Jan 04, 2011 23:56
Yeah. 'Bachelor' is appropriate for me once more...
Nameless but extraordinarily healthy spinach thing
Ingredients
1 cup brown rice
2 cups vegetable stock (if you make it from boiling water, let it cool for a while)
half a packet of frozen chopped spinach
half a can of chickpeas (rinse and drain it under cold water a couple of times to get rid of the horrible tinny smell that canned chickpeas seem to get)
5 decent size mushrooms, sliced
a bit under a teaspoon of whole cumin seeds
olive oil
Method
Put the rice and stock in a saucepan over a high heat, stirring occasionally. Once it starts to boil, turn the heat down all the way to simmer, and put a tight-fitting lid on it.

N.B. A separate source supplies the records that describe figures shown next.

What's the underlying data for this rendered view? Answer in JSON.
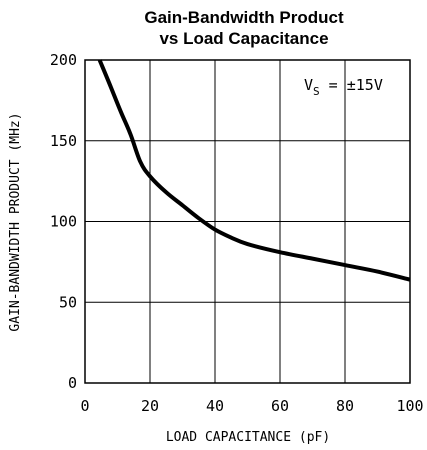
{
  "chart_data": {
    "type": "line",
    "title_line1": "Gain-Bandwidth Product",
    "title_line2": "vs Load Capacitance",
    "xlabel": "LOAD CAPACITANCE (pF)",
    "ylabel": "GAIN-BANDWIDTH PRODUCT (MHz)",
    "xlim": [
      0,
      100
    ],
    "ylim": [
      0,
      200
    ],
    "x_ticks": [
      0,
      20,
      40,
      60,
      80,
      100
    ],
    "y_ticks": [
      0,
      50,
      100,
      150,
      200
    ],
    "x_tick_labels": [
      "0",
      "20",
      "40",
      "60",
      "80",
      "100"
    ],
    "y_tick_labels": [
      "0",
      "50",
      "100",
      "150",
      "200"
    ],
    "grid": true,
    "annotation": {
      "main": "V",
      "subscript": "S",
      "rest": " = ±15V",
      "placement": "top-right"
    },
    "series": [
      {
        "x": [
          4.5,
          8,
          11,
          14,
          17,
          20,
          25,
          30,
          35,
          40,
          45,
          50,
          60,
          70,
          80,
          90,
          100
        ],
        "y": [
          200,
          183,
          168,
          154,
          137,
          128,
          118,
          110,
          102,
          95,
          90,
          86,
          81,
          77,
          73,
          69,
          64
        ]
      }
    ]
  },
  "colors": {
    "line": "#000000",
    "grid": "#000000",
    "background": "#ffffff"
  }
}
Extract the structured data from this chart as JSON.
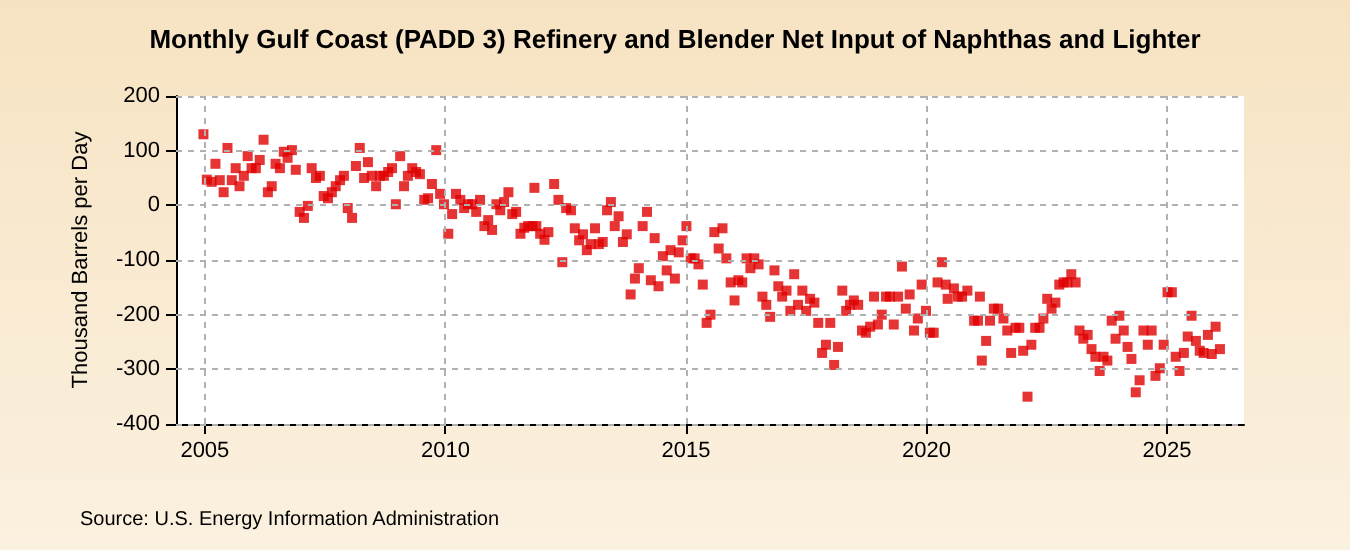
{
  "chart_data": {
    "type": "scatter",
    "title": "Monthly Gulf Coast (PADD 3) Refinery and Blender Net Input of Naphthas and Lighter",
    "ylabel": "Thousand Barrels per Day",
    "annotations": [
      "Source: U.S. Energy Information Administration"
    ],
    "xlim": [
      2004.4,
      2026.6
    ],
    "xticks": [
      2005,
      2010,
      2015,
      2020,
      2025
    ],
    "ylim": [
      -400,
      200
    ],
    "yticks": [
      -400,
      -300,
      -200,
      -100,
      0,
      100,
      200
    ],
    "grid": true,
    "marker": "square",
    "series": [
      {
        "color": "#e00000",
        "x": [
          2004.97,
          2005.04,
          2005.14,
          2005.22,
          2005.31,
          2005.39,
          2005.47,
          2005.56,
          2005.64,
          2005.72,
          2005.81,
          2005.89,
          2005.97,
          2006.06,
          2006.14,
          2006.22,
          2006.31,
          2006.39,
          2006.47,
          2006.56,
          2006.64,
          2006.72,
          2006.81,
          2006.89,
          2006.97,
          2007.06,
          2007.14,
          2007.22,
          2007.31,
          2007.39,
          2007.47,
          2007.56,
          2007.64,
          2007.72,
          2007.81,
          2007.89,
          2007.97,
          2008.06,
          2008.14,
          2008.22,
          2008.31,
          2008.39,
          2008.47,
          2008.56,
          2008.64,
          2008.72,
          2008.81,
          2008.89,
          2008.97,
          2009.06,
          2009.14,
          2009.22,
          2009.31,
          2009.39,
          2009.47,
          2009.56,
          2009.64,
          2009.72,
          2009.81,
          2009.89,
          2009.97,
          2010.06,
          2010.14,
          2010.22,
          2010.31,
          2010.39,
          2010.47,
          2010.56,
          2010.64,
          2010.72,
          2010.81,
          2010.89,
          2010.97,
          2011.06,
          2011.14,
          2011.22,
          2011.31,
          2011.39,
          2011.47,
          2011.56,
          2011.64,
          2011.72,
          2011.81,
          2011.85,
          2011.89,
          2011.97,
          2012.06,
          2012.14,
          2012.26,
          2012.35,
          2012.43,
          2012.51,
          2012.61,
          2012.69,
          2012.78,
          2012.86,
          2012.94,
          2013.02,
          2013.11,
          2013.19,
          2013.27,
          2013.36,
          2013.44,
          2013.52,
          2013.6,
          2013.69,
          2013.77,
          2013.85,
          2013.94,
          2014.02,
          2014.1,
          2014.19,
          2014.27,
          2014.35,
          2014.43,
          2014.52,
          2014.6,
          2014.68,
          2014.77,
          2014.85,
          2014.93,
          2015.01,
          2015.1,
          2015.18,
          2015.26,
          2015.35,
          2015.43,
          2015.51,
          2015.59,
          2015.68,
          2015.76,
          2015.84,
          2015.93,
          2016.01,
          2016.09,
          2016.17,
          2016.26,
          2016.34,
          2016.42,
          2016.51,
          2016.59,
          2016.67,
          2016.75,
          2016.84,
          2016.92,
          2017.0,
          2017.09,
          2017.17,
          2017.25,
          2017.33,
          2017.42,
          2017.5,
          2017.58,
          2017.67,
          2017.75,
          2017.83,
          2017.91,
          2018.0,
          2018.08,
          2018.16,
          2018.25,
          2018.33,
          2018.41,
          2018.49,
          2018.58,
          2018.66,
          2018.74,
          2018.83,
          2018.91,
          2018.99,
          2019.07,
          2019.16,
          2019.24,
          2019.32,
          2019.41,
          2019.49,
          2019.57,
          2019.65,
          2019.74,
          2019.82,
          2019.9,
          2019.99,
          2020.07,
          2020.15,
          2020.23,
          2020.32,
          2020.4,
          2020.44,
          2020.57,
          2020.65,
          2020.74,
          2020.85,
          2020.99,
          2021.07,
          2021.11,
          2021.15,
          2021.24,
          2021.32,
          2021.4,
          2021.49,
          2021.6,
          2021.68,
          2021.76,
          2021.85,
          2021.93,
          2022.01,
          2022.1,
          2022.18,
          2022.26,
          2022.35,
          2022.43,
          2022.51,
          2022.6,
          2022.68,
          2022.76,
          2022.85,
          2022.93,
          2023.01,
          2023.1,
          2023.18,
          2023.26,
          2023.35,
          2023.43,
          2023.51,
          2023.6,
          2023.68,
          2023.76,
          2023.85,
          2023.93,
          2024.01,
          2024.1,
          2024.18,
          2024.26,
          2024.35,
          2024.43,
          2024.51,
          2024.6,
          2024.68,
          2024.76,
          2024.85,
          2024.93,
          2025.01,
          2025.1,
          2025.18,
          2025.26,
          2025.35,
          2025.43,
          2025.51,
          2025.6,
          2025.68,
          2025.76,
          2025.85,
          2025.93,
          2026.01,
          2026.1
        ],
        "values": [
          130,
          47,
          43,
          76,
          46,
          24,
          105,
          46,
          68,
          35,
          54,
          90,
          68,
          68,
          83,
          120,
          24,
          35,
          76,
          68,
          98,
          87,
          101,
          65,
          -12,
          -23,
          -1,
          68,
          50,
          54,
          17,
          13,
          24,
          35,
          46,
          54,
          -5,
          -23,
          72,
          105,
          50,
          79,
          54,
          35,
          54,
          54,
          61,
          68,
          2,
          90,
          35,
          54,
          68,
          61,
          57,
          10,
          13,
          39,
          101,
          21,
          2,
          -52,
          -16,
          21,
          10,
          -5,
          2,
          2,
          -12,
          10,
          -38,
          -27,
          -45,
          2,
          -9,
          6,
          24,
          -16,
          -12,
          -52,
          -41,
          -38,
          -38,
          32,
          -38,
          -52,
          -63,
          -49,
          39,
          10,
          -104,
          -5,
          -9,
          -42,
          -64,
          -53,
          -82,
          -71,
          -42,
          -71,
          -67,
          -9,
          6,
          -38,
          -20,
          -67,
          -53,
          -163,
          -134,
          -115,
          -38,
          -12,
          -137,
          -60,
          -148,
          -93,
          -119,
          -82,
          -134,
          -86,
          -64,
          -38,
          -97,
          -97,
          -108,
          -145,
          -215,
          -200,
          -49,
          -79,
          -42,
          -97,
          -141,
          -174,
          -137,
          -141,
          -97,
          -115,
          -97,
          -108,
          -167,
          -182,
          -204,
          -119,
          -148,
          -167,
          -156,
          -193,
          -126,
          -182,
          -156,
          -193,
          -171,
          -178,
          -215,
          -270,
          -255,
          -215,
          -292,
          -259,
          -156,
          -193,
          -182,
          -174,
          -182,
          -229,
          -233,
          -222,
          -167,
          -218,
          -200,
          -167,
          -167,
          -218,
          -167,
          -112,
          -189,
          -163,
          -229,
          -207,
          -145,
          -193,
          -233,
          -233,
          -141,
          -104,
          -145,
          -171,
          -152,
          -167,
          -167,
          -156,
          -211,
          -211,
          -167,
          -284,
          -248,
          -211,
          -189,
          -189,
          -207,
          -229,
          -270,
          -224,
          -224,
          -266,
          -350,
          -255,
          -224,
          -224,
          -207,
          -171,
          -189,
          -178,
          -145,
          -141,
          -141,
          -126,
          -141,
          -229,
          -244,
          -237,
          -263,
          -277,
          -303,
          -277,
          -284,
          -211,
          -244,
          -202,
          -229,
          -259,
          -281,
          -342,
          -320,
          -229,
          -255,
          -229,
          -312,
          -298,
          -255,
          -159,
          -159,
          -277,
          -303,
          -270,
          -240,
          -202,
          -248,
          -266,
          -270,
          -237,
          -272,
          -222,
          -263
        ]
      }
    ]
  }
}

After about 20 minutes, put the spinach in a saucepan on a low heat. Move it around a bit with a fork until it thaws, breaking up the big lumps of frozen stuff. Put a bit of olive oil in a third saucepan over a medium-low heat, then add the cumin seeds. Once the cumin seeds are darkening in colour and starting to release their aroma, add the mushrooms. Stir to saute the mushies, drizzling some more olive oil if the bottom of the saucepan looks dry. You want the mushrooms to darken and soften (particularly the woody, fibrous bits of the stem) without drying and shrivelling. Remove from heat once it gets to this point.
Once the rice has been simmering for between 25 and 30 minutes, take it off the heat and leave to sit on one side, still covered for 5-10 minutes.
When the spinach is thawed, add the chickpeas. Warm for a couple of minutes, then add the mushrooms (including any liquid, cumin seeds etc that might be at the bottom of the saucepan). Mix it all together. If there's still watery liquid at the bottom of the saucepan, pour it off as best you can, then turn the heat up for a few minutes, stirring continually to stop everthing starting to stick.
Dish the rice. Pour the spinach/chickpea/mushroom mix on top. Eat.
You can also use couscous instead of the rice. It's faster, but I think the nutty flavour of brown rice matches better. Your mileage may vary...
Serves: One, assuming you're a guts like me and can scarf down a load of rice. The half-packets of spinach and chickpeas make it a bit more convenient to cook for two though.
Difficulty: Pretty easy if you can multitask even a little bit (you need to keep track of three things at once), but it's important that the rice is turned down promptly once it starts to boil, and that the lid on the rice saucepan fits tightly or the rice won't soften.
Kitchen Mess Factor: Three saucepans is a bit of a pain, but the spinach and rice ones should clean very easily if you leave them to soak. The mushroom one can be stubborn if you burnt the olive oil a little.
Date-impressing quotient: Low. This is for feeling nutritionally virtuous, not cooking to impress! It's surprisingly subtle in flavour and warming in cold weather though, so don't write it off as just boringly worthy food - I'd eat this one even if it WAS unhealthy.
Cost: Vegie stuff is always cheap! A couple of bucks, max.